Other members on council were less direct. Jan Davis said council had committed themselves to implementing the BID as part of the Downtown Master Plan, but in fact that plan was only approved “in concept.” Others thought council should just give it a whirl, and if it didn’t work out, it could be terminated after a three-year review. Vice Mayor Esther Manheimer wasn’t so concerned about the economic ramifications of a tax increase as she was about tweaking the bylaws. She also thought it would be a good idea to add sidewalk repairs to the responsibilities the BID could address.

Bothwell asked to comment again after everybody had had a turn. He reminded his peers that council members had not been able to use their laptops because all the anti-BID emails had shut down the city’s computers. Most of the people who spoke at the meeting were anti-BID. A survey conducted by PARC, an organization with which Bothwell is affiliated, determined that only 19% of citizens favored the BID. Bothwell said if those numbers were not good enough, council should conduct their own survey or hold a referendum.

Ah! But that’s just the taxpayers. Scoff! Scoff!
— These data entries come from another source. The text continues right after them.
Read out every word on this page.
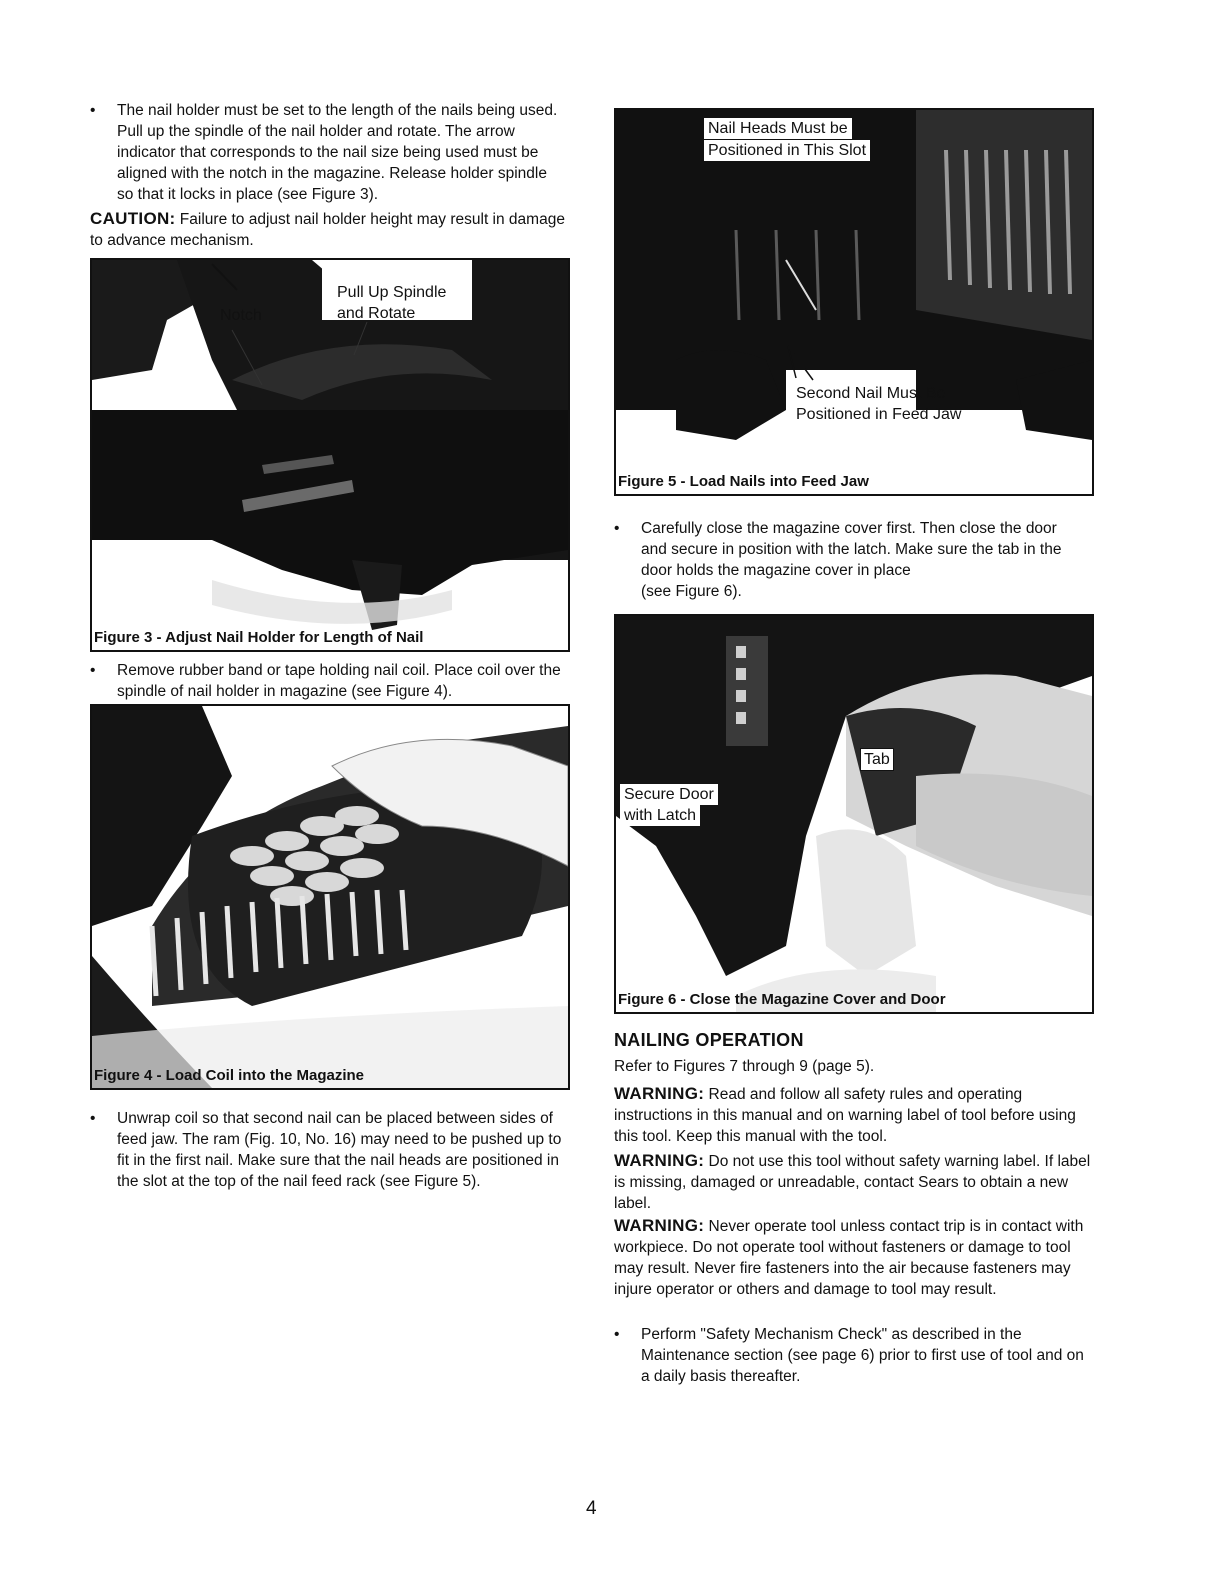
• The nail holder must be set to the length of the nails being used. Pull up the spindle of the nail holder and rotate. The arrow indicator that corresponds to the nail size being used must be aligned with the notch in the magazine. Release holder spindle so that it locks in place (see Figure 3).
CAUTION: Failure to adjust nail holder height may result in damage to advance mechanism.
Notch
Pull Up Spindle
and Rotate
Figure 3 - Adjust Nail Holder for Length of Nail
• Remove rubber band or tape holding nail coil. Place coil over the spindle of nail holder in magazine (see Figure 4).
Figure 4 - Load Coil into the Magazine
• Unwrap coil so that second nail can be placed between sides of feed jaw. The ram (Fig. 10, No. 16) may need to be pushed up to fit in the first nail. Make sure that the nail heads are positioned in the slot at the top of the nail feed rack (see Figure 5).
Nail Heads Must be
Positioned in This Slot
Second Nail Must Be
Positioned in Feed Jaw
Figure 5 - Load Nails into Feed Jaw
• Carefully close the magazine cover first. Then close the door and secure in position with the latch. Make sure the tab in the door holds the magazine cover in place
(see Figure 6).
Tab
Secure Door
with Latch
Figure 6 - Close the Magazine Cover and Door
NAILING OPERATION
Refer to Figures 7 through 9 (page 5).
WARNING: Read and follow all safety rules and operating instructions in this manual and on warning label of tool before using this tool. Keep this manual with the tool.
WARNING: Do not use this tool without safety warning label. If label is missing, damaged or unreadable, contact Sears to obtain a new label.
WARNING: Never operate tool unless contact trip is in contact with workpiece. Do not operate tool without fasteners or damage to tool may result. Never fire fasteners into the air because fasteners may injure operator or others and damage to tool may result.
• Perform "Safety Mechanism Check" as described in the Maintenance section (see page 6) prior to first use of tool and on a daily basis thereafter.
4
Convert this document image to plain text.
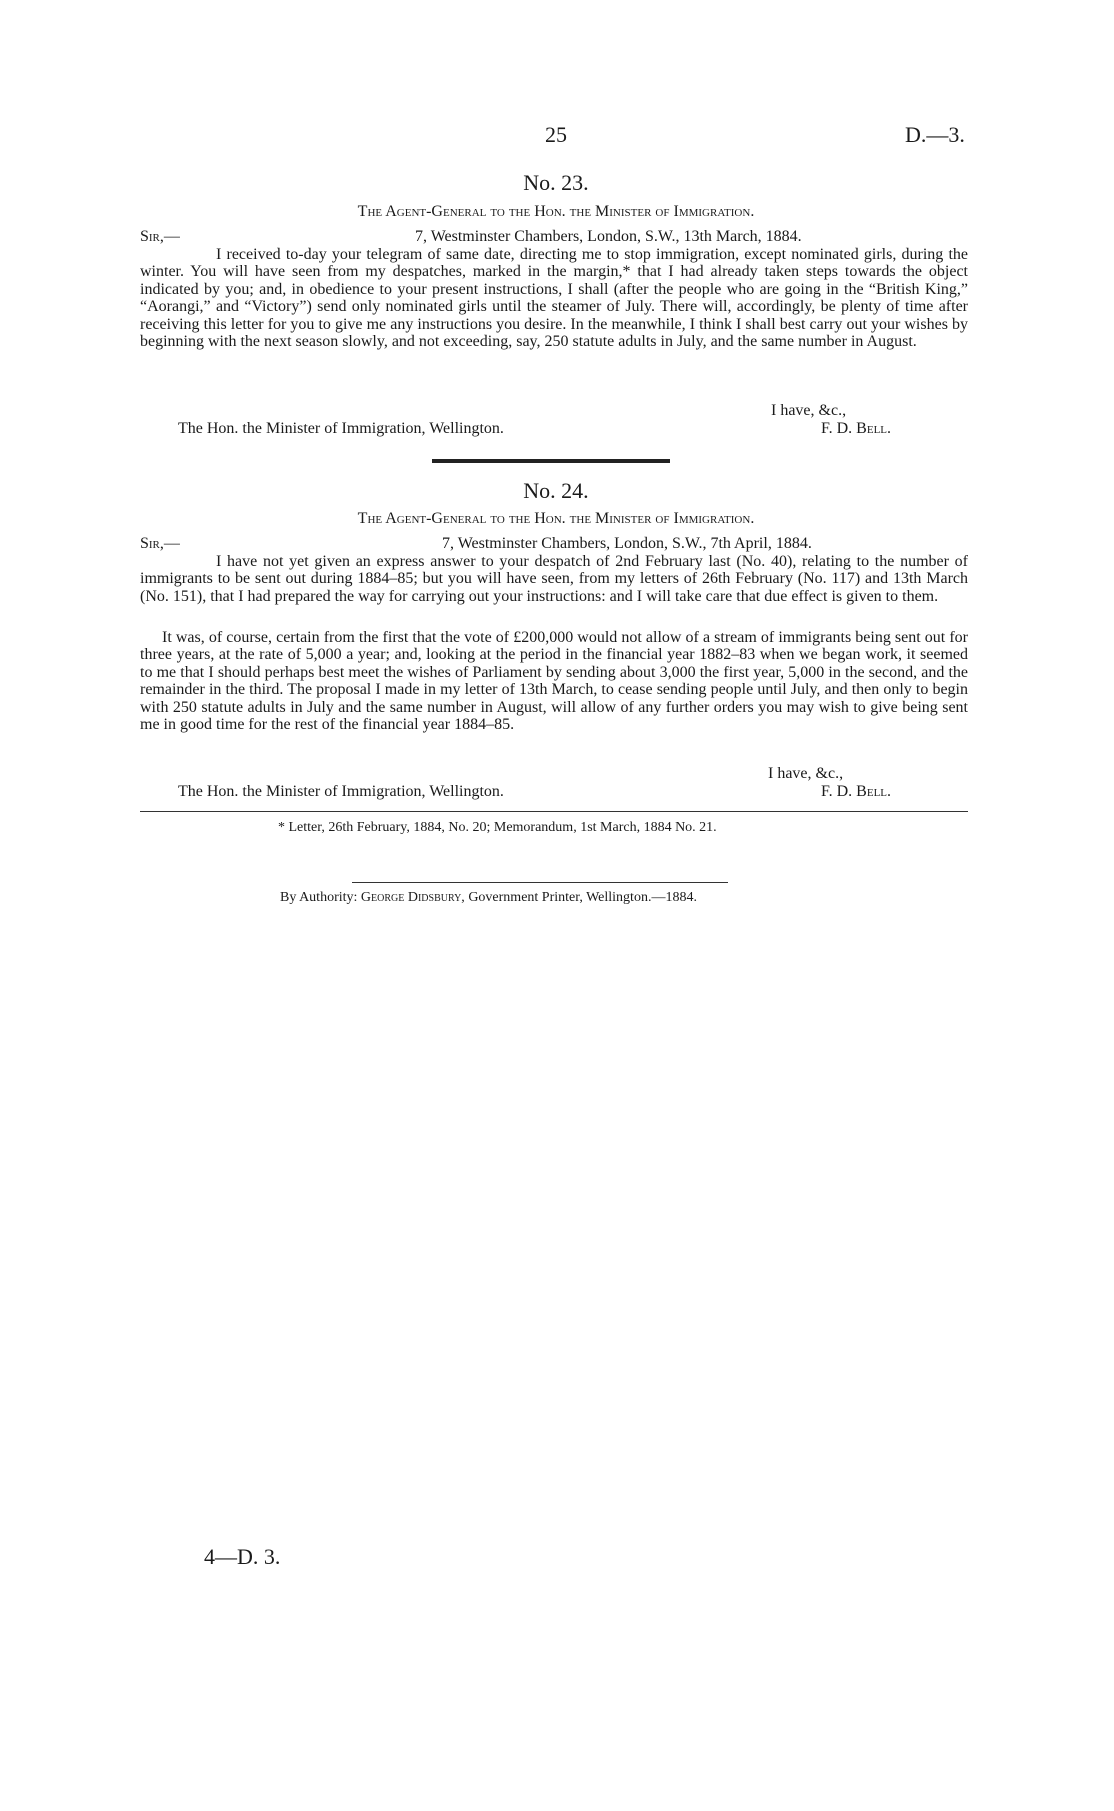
25	D.—3.
No. 23.
The Agent-General to the Hon. the Minister of Immigration.
Sir,—	7, Westminster Chambers, London, S.W., 13th March, 1884.

I received to-day your telegram of same date, directing me to stop immigration, except nominated girls, during the winter. You will have seen from my despatches, marked in the margin,* that I had already taken steps towards the object indicated by you; and, in obedience to your present instructions, I shall (after the people who are going in the “British King,” “Aorangi,” and “Victory”) send only nominated girls until the steamer of July. There will, accordingly, be plenty of time after receiving this letter for you to give me any instructions you desire. In the meanwhile, I think I shall best carry out your wishes by beginning with the next season slowly, and not exceeding, say, 250 statute adults in July, and the same number in August.

I have, &c.,
The Hon. the Minister of Immigration, Wellington.	F. D. Bell.
No. 24.
The Agent-General to the Hon. the Minister of Immigration.
Sir,—	7, Westminster Chambers, London, S.W., 7th April, 1884.

I have not yet given an express answer to your despatch of 2nd February last (No. 40), relating to the number of immigrants to be sent out during 1884–85; but you will have seen, from my letters of 26th February (No. 117) and 13th March (No. 151), that I had prepared the way for carrying out your instructions: and I will take care that due effect is given to them.

It was, of course, certain from the first that the vote of £200,000 would not allow of a stream of immigrants being sent out for three years, at the rate of 5,000 a year; and, looking at the period in the financial year 1882–83 when we began work, it seemed to me that I should perhaps best meet the wishes of Parliament by sending about 3,000 the first year, 5,000 in the second, and the remainder in the third. The proposal I made in my letter of 13th March, to cease sending people until July, and then only to begin with 250 statute adults in July and the same number in August, will allow of any further orders you may wish to give being sent me in good time for the rest of the financial year 1884–85.

I have, &c.,
The Hon. the Minister of Immigration, Wellington.	F. D. Bell.
* Letter, 26th February, 1884, No. 20; Memorandum, 1st March, 1884 No. 21.
By Authority: George Didsbury, Government Printer, Wellington.—1884.
4—D. 3.
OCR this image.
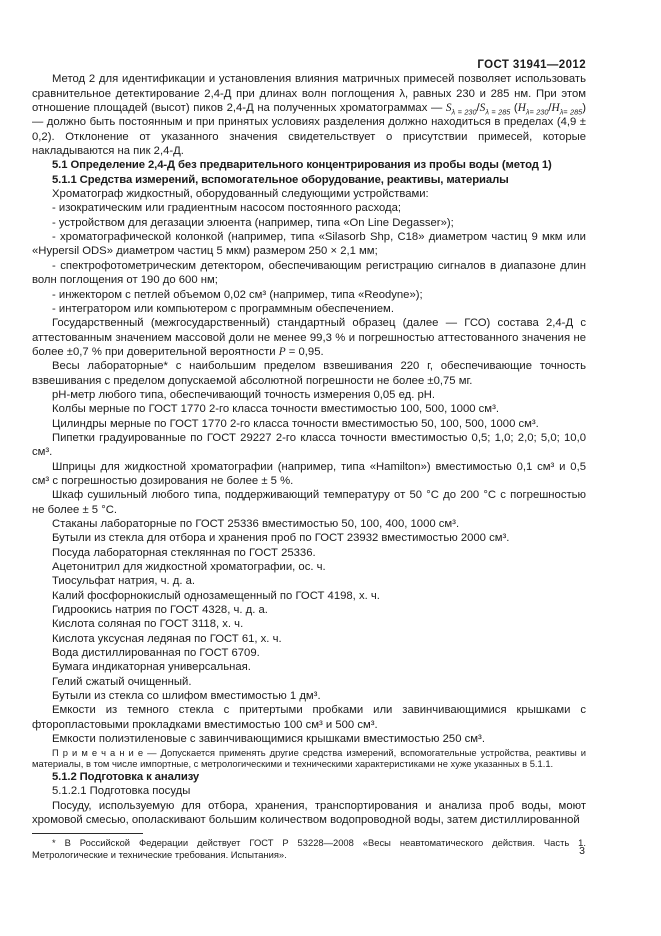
ГОСТ 31941—2012

Метод 2 для идентификации и установления влияния матричных примесей позволяет использовать сравнительное детектирование 2,4-Д при длинах волн поглощения λ, равных 230 и 285 нм. При этом отношение площадей (высот) пиков 2,4-Д на полученных хроматограммах — $S_{\lambda = 230}/S_{\lambda = 285}$ $(H_{\lambda= 230}/H_{\lambda= 285})$ — должно быть постоянным и при принятых условиях разделения должно находиться в пределах (4,9 ± 0,2). Отклонение от указанного значения свидетельствует о присутствии примесей, которые накладываются на пик 2,4-Д.

5.1 Определение 2,4-Д без предварительного концентрирования из пробы воды (метод 1)

5.1.1 Средства измерений, вспомогательное оборудование, реактивы, материалы

Хроматограф жидкостный, оборудованный следующими устройствами:

- изократическим или градиентным насосом постоянного расхода;

- устройством для дегазации элюента (например, типа «On Line Degasser»);

- хроматографической колонкой (например, типа «Silasorb Shp, C18» диаметром частиц 9 мкм или «Hypersil ODS» диаметром частиц 5 мкм) размером 250 × 2,1 мм;

- спектрофотометрическим детектором, обеспечивающим регистрацию сигналов в диапазоне длин волн поглощения от 190 до 600 нм;

- инжектором с петлей объемом 0,02 см³ (например, типа «Reodyne»);

- интегратором или компьютером с программным обеспечением.

Государственный (межгосударственный) стандартный образец (далее — ГСО) состава 2,4-Д с аттестованным значением массовой доли не менее 99,3 % и погрешностью аттестованного значения не более ±0,7 % при доверительной вероятности P = 0,95.

Весы лабораторные* с наибольшим пределом взвешивания 220 г, обеспечивающие точность взвешивания с пределом допускаемой абсолютной погрешности не более ±0,75 мг.

pH-метр любого типа, обеспечивающий точность измерения 0,05 ед. pH.

Колбы мерные по ГОСТ 1770 2-го класса точности вместимостью 100, 500, 1000 см³.

Цилиндры мерные по ГОСТ 1770 2-го класса точности вместимостью 50, 100, 500, 1000 см³.

Пипетки градуированные по ГОСТ 29227 2-го класса точности вместимостью 0,5; 1,0; 2,0; 5,0; 10,0 см³.

Шприцы для жидкостной хроматографии (например, типа «Hamilton») вместимостью 0,1 см³ и 0,5 см³ с погрешностью дозирования не более ± 5 %.

Шкаф сушильный любого типа, поддерживающий температуру от 50 °С до 200 °С с погрешностью не более ± 5 °С.

Стаканы лабораторные по ГОСТ 25336 вместимостью 50, 100, 400, 1000 см³.

Бутыли из стекла для отбора и хранения проб по ГОСТ 23932 вместимостью 2000 см³.

Посуда лабораторная стеклянная по ГОСТ 25336.

Ацетонитрил для жидкостной хроматографии, ос. ч.

Тиосульфат натрия, ч. д. а.

Калий фосфорнокислый однозамещенный по ГОСТ 4198, х. ч.

Гидроокись натрия по ГОСТ 4328, ч. д. а.

Кислота соляная по ГОСТ 3118, х. ч.

Кислота уксусная ледяная по ГОСТ 61, х. ч.

Вода дистиллированная по ГОСТ 6709.

Бумага индикаторная универсальная.

Гелий сжатый очищенный.

Бутыли из стекла со шлифом вместимостью 1 дм³.

Емкости из темного стекла с притертыми пробками или завинчивающимися крышками с фторопластовыми прокладками вместимостью 100 см³ и 500 см³.

Емкости полиэтиленовые с завинчивающимися крышками вместимостью 250 см³.

П р и м е ч а н и е — Допускается применять другие средства измерений, вспомогательные устройства, реактивы и материалы, в том числе импортные, с метрологическими и техническими характеристиками не хуже указанных в 5.1.1.

5.1.2 Подготовка к анализу

5.1.2.1 Подготовка посуды

Посуду, используемую для отбора, хранения, транспортирования и анализа проб воды, моют хромовой смесью, ополаскивают большим количеством водопроводной воды, затем дистиллированной

* В Российской Федерации действует ГОСТ Р 53228—2008 «Весы неавтоматического действия. Часть 1. Метрологические и технические требования. Испытания».	3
Many people were wowed by the hard work and all the numbers the BID proponents pulled together for their report. The BID people complained about how they spent their summer vacation pulling it together. They complained previously that anti-BID people were “nay-sayers” who hadn’t done their homework. I agree I am guilty. Perhaps if I read their report twenty more times I would realize how simply multiplying a tax rate by estimated revenues constitutes a “budget study” and how none of their extensive mathematics said anything about estimated losses. All their highfalutin, complex mathematical models assumed no erosion on the margins, no evasion, no sprawl to avoid the tax, etc. If one looks beyond the money, nothing was said about replacing mom-and-pops with multinational chains or becoming a high-rent ghost town like the Biltmore Square Mall.